果たして、残された二万程度で魔王を相手にできるのか。
「読まれていたのか。第八使徒は抜け、十万の大軍も維持できないと分かった上で、タイミングを見計らっていた……」
そして一度、ファーレンの国王と首都を同時に失えば、その国体は滅びたも同然。自ら軍を率いて奪還すれば、最早ファーレンは魔王の帝国領と化すだろう。
最も効率的に十字軍を倒すと同時に、ファーレンの支配権も手に入れる。
「魔王クロノ、よもや強さだけでなく、計略にも長けているのか。だとすれば、魔王もただの自称ではなく、本当に邪神に認められた選ばれし存在ということ」
全て魔王の掌の上であれば、状況は非常に悪い。ただの偶然と幸運が積み重なって今の有利を確保したのではなく、全てを見通して行動していたとすれば、当然この後のプランもあるはずだ。
たかが伯爵に過ぎない一人の将など、魔王が進む覇道に転がる小石に過ぎないのか。相手の強大さを想像し、ついそんなことが脳裏を過ったが、頭を振って弱気の自分に一喝する。

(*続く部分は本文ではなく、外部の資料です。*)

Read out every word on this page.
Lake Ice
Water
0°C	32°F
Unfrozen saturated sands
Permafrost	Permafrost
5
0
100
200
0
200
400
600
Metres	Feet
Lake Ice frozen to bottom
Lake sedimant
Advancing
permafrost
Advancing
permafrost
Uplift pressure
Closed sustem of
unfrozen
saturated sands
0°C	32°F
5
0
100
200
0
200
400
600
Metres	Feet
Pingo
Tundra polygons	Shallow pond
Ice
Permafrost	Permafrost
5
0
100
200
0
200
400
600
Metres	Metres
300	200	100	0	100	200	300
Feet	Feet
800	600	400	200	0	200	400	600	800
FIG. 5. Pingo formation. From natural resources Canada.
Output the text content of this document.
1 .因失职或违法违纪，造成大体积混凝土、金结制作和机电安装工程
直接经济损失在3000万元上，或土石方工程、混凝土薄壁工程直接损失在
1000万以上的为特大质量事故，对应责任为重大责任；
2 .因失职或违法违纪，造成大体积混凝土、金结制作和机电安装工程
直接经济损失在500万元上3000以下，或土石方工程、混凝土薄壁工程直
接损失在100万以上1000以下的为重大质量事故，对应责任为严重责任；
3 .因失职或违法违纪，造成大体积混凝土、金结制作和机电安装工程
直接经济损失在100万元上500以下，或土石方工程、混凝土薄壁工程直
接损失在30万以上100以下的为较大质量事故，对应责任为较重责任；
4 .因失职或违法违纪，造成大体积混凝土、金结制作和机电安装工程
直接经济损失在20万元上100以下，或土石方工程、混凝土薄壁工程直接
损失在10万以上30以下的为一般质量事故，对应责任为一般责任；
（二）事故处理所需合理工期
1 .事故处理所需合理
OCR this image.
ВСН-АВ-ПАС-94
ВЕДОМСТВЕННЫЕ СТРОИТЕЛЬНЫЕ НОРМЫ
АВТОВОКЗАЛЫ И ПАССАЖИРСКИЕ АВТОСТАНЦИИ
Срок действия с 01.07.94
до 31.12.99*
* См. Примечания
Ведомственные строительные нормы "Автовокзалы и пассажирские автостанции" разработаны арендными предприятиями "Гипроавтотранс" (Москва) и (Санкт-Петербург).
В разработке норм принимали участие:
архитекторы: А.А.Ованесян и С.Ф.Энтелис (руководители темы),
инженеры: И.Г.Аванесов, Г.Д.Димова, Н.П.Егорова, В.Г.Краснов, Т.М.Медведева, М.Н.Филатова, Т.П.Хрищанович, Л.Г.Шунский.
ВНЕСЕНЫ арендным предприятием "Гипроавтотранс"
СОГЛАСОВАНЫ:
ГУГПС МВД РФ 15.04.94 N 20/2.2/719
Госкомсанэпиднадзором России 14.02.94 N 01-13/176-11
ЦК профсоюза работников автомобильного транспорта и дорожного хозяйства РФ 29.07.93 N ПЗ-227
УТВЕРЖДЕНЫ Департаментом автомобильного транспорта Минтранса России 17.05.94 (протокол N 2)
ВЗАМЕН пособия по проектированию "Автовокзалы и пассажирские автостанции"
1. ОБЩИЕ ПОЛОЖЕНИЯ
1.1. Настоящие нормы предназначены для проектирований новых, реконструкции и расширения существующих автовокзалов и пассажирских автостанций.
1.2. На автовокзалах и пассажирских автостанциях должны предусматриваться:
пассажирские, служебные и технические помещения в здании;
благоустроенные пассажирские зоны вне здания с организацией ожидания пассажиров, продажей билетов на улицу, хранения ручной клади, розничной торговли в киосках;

「いいや、まだだ、まだ間に合う。やはり私の見立ては正しい、このコナハトこそがファーレンの要。ここさえ守り切れれば、この窮地も凌ぎきれる!」
選択は決まった。
後は時間との勝負だとばかりに、ダーヴィスは声を荒げて配下を呼んだ。
「急ぎネヴァンの駐留軍を、出せるだけこちらに出せ! 敵は魔王、狙いはコナハト。何としても、ここを守り切れねば手に入れたファーレンを失うことになると心得よ!」
「はっ、承知いたしました、伯爵閣下!」
「お前達は即座に占領部隊をコナハトまで呼び戻せ。今やファーレン中に魔王軍が跋扈しておる。千人規模の部隊でも、容易く狩られるだろう。命が惜しければ、今すぐコナハト防衛に参加しろと伝えておけ!」
「ははっ!」
矢継ぎ早に伝令兵に指示を出し、ほとんど殴り書きの書簡を持たせて送り出す。
気が付けば、赤い日差しが執務室へと差し込み、夜の訪れを告げている。
一通り指示を終えたダーヴィスが、紫がかって薄暗くなりつつある空を窓から見て、ふと頭に過った。逢魔が時。
その不吉な言葉を慌てて脳裏から追い出そうとした矢先、
「敵襲っ!!」
けたたましい怒声と同時に、敵の襲来を告げるラッパの音が高らかに鳴り響く。
俄かに騒然となって動き出す兵士達の気配。次の瞬間には、扉から最悪の報告を携えた配下が飛び込んでくるだろう。
「間に合わなかったか……」
こちらに伝令が到着するのと、ほとんど同じ日に襲撃をかけられるとは。魔王軍は一体、どれだけの速度で進んで来たというのか。その秘訣を、一人の将として是非ともご教授願いたいところであった。
そんな事を思いつつ、目を覆って人生で最も重く苦しい溜息を吐いてから、ダーヴィスは案の定、飛び込んで来た配下に堂々と向き合った。
「私の機甲鎧の準備は」
「ははっ、万端、整えあります!」
「相手は魔王だ。お前達も十字教徒ならば、全身全霊をかけて戦え。魔王クロノ、奴こそは本物の、白き神の敵対者だ」
聖戦に臨む覚悟でもって、ダーヴィスは執務室を後にした。